The 'Origin' is a fundamental concept in CSS transformations, and it's essential to understand how it works to create visually appealing effects. The transform-origin property establishes the origin of transformation for an element.

By default, the origin is set to the center of the element, but you can change it to any point using a pair of lengths, percentages, or positional keywords like top, right, or center. For example, setting the transform-origin to right top will move the transformation point to the top-right corner of the element.

You can see the difference in action when applying the same transformation to two elements with different transform-origin values. The element on the left has a transform-origin value of center center, while the one on the right has a value of right top.

Here's a breakdown of the acceptable values for the transform-origin property:

The transform-origin property is applied by first translating the element by the negated value of the property, then applying the element's transform, and finally translating by the property value.
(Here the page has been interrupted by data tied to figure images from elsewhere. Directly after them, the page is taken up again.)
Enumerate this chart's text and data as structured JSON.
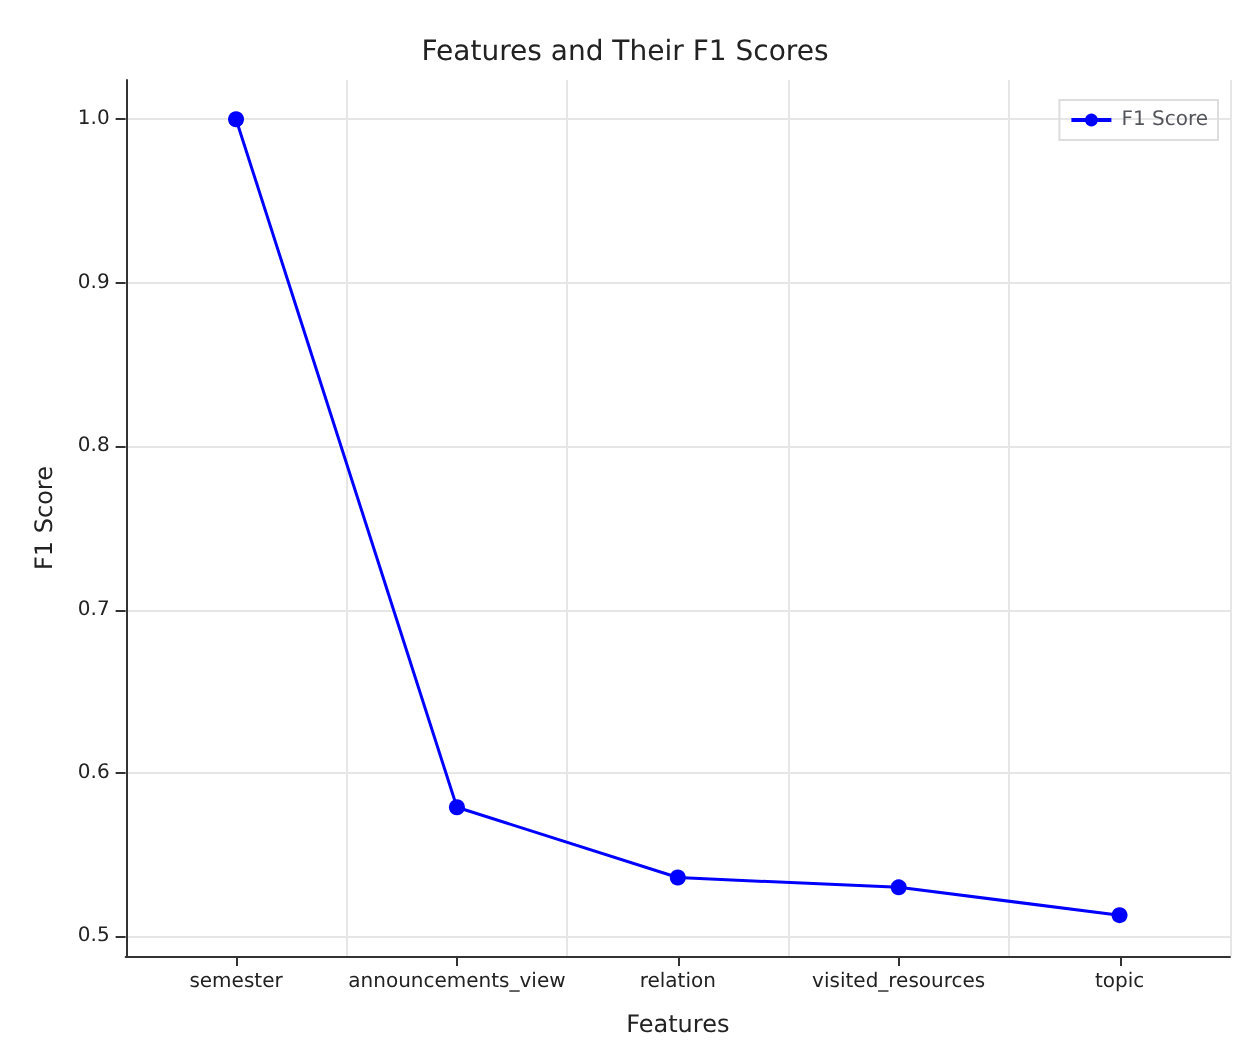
{
  "chart_data": {
    "type": "line",
    "title": "Features and Their F1 Scores",
    "xlabel": "Features",
    "ylabel": "F1 Score",
    "categories": [
      "semester",
      "announcements_view",
      "relation",
      "visited_resources",
      "topic"
    ],
    "series": [
      {
        "name": "F1 Score",
        "color": "#0000ff",
        "values": [
          1.0,
          0.579,
          0.536,
          0.53,
          0.513
        ]
      }
    ],
    "ylim": [
      0.488,
      1.024
    ],
    "yticks": [
      0.5,
      0.6,
      0.7,
      0.8,
      0.9,
      {
        "value": 1,
        "label": "1.0"
      }
    ],
    "grid": true,
    "legend": "top right",
    "marker": "circle",
    "line_style": "solid"
  }
}
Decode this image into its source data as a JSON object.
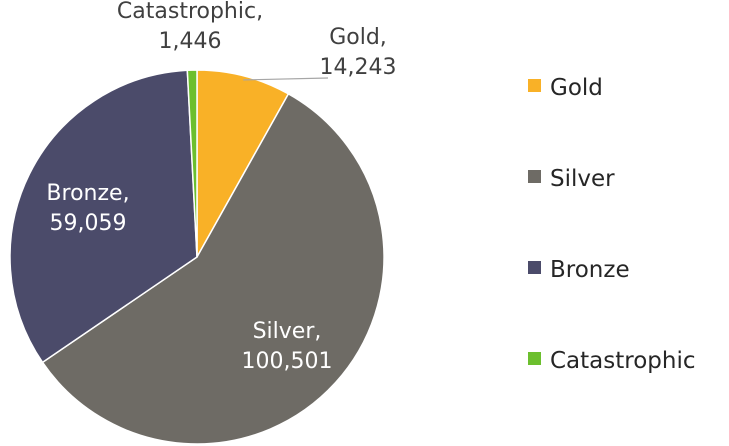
{
  "chart_data": {
    "type": "pie",
    "title": "",
    "start_angle_deg": 0,
    "direction": "clockwise",
    "legend_position": "right",
    "slices": [
      {
        "name": "Gold",
        "value": 14243,
        "value_label": "14,243",
        "color": "#F9B127",
        "label_color": "#404040"
      },
      {
        "name": "Silver",
        "value": 100501,
        "value_label": "100,501",
        "color": "#6E6B65",
        "label_color": "#ffffff"
      },
      {
        "name": "Bronze",
        "value": 59059,
        "value_label": "59,059",
        "color": "#4B4B6A",
        "label_color": "#ffffff"
      },
      {
        "name": "Catastrophic",
        "value": 1446,
        "value_label": "1,446",
        "color": "#6CBF2E",
        "label_color": "#404040"
      }
    ]
  }
}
This effectively moves the desired transformation origin of the element to (0,0,0) in the local coordinate system, then applies the element's transform, and then moves the element back to its original position.

Centering is intentional in cuboid design, making animation easier, especially when rotating around the Z-axis. This design choice was discovered while creating "CSS is Cake".

Having an offset center would affect the demo, as seen in the breakdown of the cake slices. It's a subtle but important detail that can impact the overall user experience.

The containing element of our cuboids is used as the center of the cuboid, which simplifies animation and interaction.